As environmental regulations pertaining to mercury are becoming much stricter, other trace metals, particularly arsenic and selenium, are beginning to be examined as well. A noted source of compounds containing these elements is coal combustion flue gases and, as such, the mechanism(s) of their removal is a topic of much attention. Given that any removal strategy will be dependent upon the speciation, and the speciation in turn will be dependent upon the reaction kinetics of the flue gas, determination of the kinetic parameters of reactions involving these metals is key to developing effective removal techniques.

Previous experimental work has been performed to determine the speciation for a variety of conditions, however the nature of many of the compounds created as a result of the combustion process makes them undetectable to current experimental techniques. To develop a more complete understanding of the overall speciation it is thus necessary to determine the importance of these compounds. To accomplish this, computational chemistry techniques are employed to determine the kinetic parameters of the elementary reactions taking place within the combustion flue gas environment.

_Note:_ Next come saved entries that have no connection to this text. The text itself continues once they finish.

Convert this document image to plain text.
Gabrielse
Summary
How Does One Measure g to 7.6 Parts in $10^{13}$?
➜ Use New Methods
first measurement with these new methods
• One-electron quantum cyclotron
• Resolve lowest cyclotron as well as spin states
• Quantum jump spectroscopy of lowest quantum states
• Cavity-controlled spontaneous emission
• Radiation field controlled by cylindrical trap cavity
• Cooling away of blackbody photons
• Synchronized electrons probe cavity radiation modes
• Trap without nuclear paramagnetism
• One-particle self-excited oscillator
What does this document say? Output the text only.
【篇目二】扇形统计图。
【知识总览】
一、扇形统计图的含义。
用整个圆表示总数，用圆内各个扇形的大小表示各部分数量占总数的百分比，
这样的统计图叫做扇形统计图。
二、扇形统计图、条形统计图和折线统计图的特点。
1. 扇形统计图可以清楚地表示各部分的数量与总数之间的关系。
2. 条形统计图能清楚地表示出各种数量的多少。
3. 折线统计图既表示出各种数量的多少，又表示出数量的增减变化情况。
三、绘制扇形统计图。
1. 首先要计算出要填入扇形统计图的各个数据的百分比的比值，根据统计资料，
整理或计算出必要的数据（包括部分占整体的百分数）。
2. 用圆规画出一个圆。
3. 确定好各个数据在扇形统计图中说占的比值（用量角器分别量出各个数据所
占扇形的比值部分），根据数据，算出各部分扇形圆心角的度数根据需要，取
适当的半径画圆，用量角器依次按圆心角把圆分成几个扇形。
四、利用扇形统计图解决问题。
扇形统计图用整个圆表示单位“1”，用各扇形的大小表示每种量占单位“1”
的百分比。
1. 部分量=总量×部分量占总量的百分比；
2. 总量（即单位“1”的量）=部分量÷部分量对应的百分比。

Selenium and arsenic reactions believed to take place in the flue gases of coal combustion facilities were investigated. Prior theoretical work involving various As and Se species was completed using DFT and a broad range of ab initio methods. Building upon that work, the present study is a determination of the kinetic and thermodynamic parameters of the reactions, Se + O2 → SeO + O and As + HCl → AsCl + H at the CCSD/RCEP28VDZ and QCISD(T)/6-311++G(3df,3pd) levels of theory, respectively. Transition state theory was used in determining the kinetic rate constants along with collision theory as a means of comparison. The calculated Keq values are compared to experimental data, where available.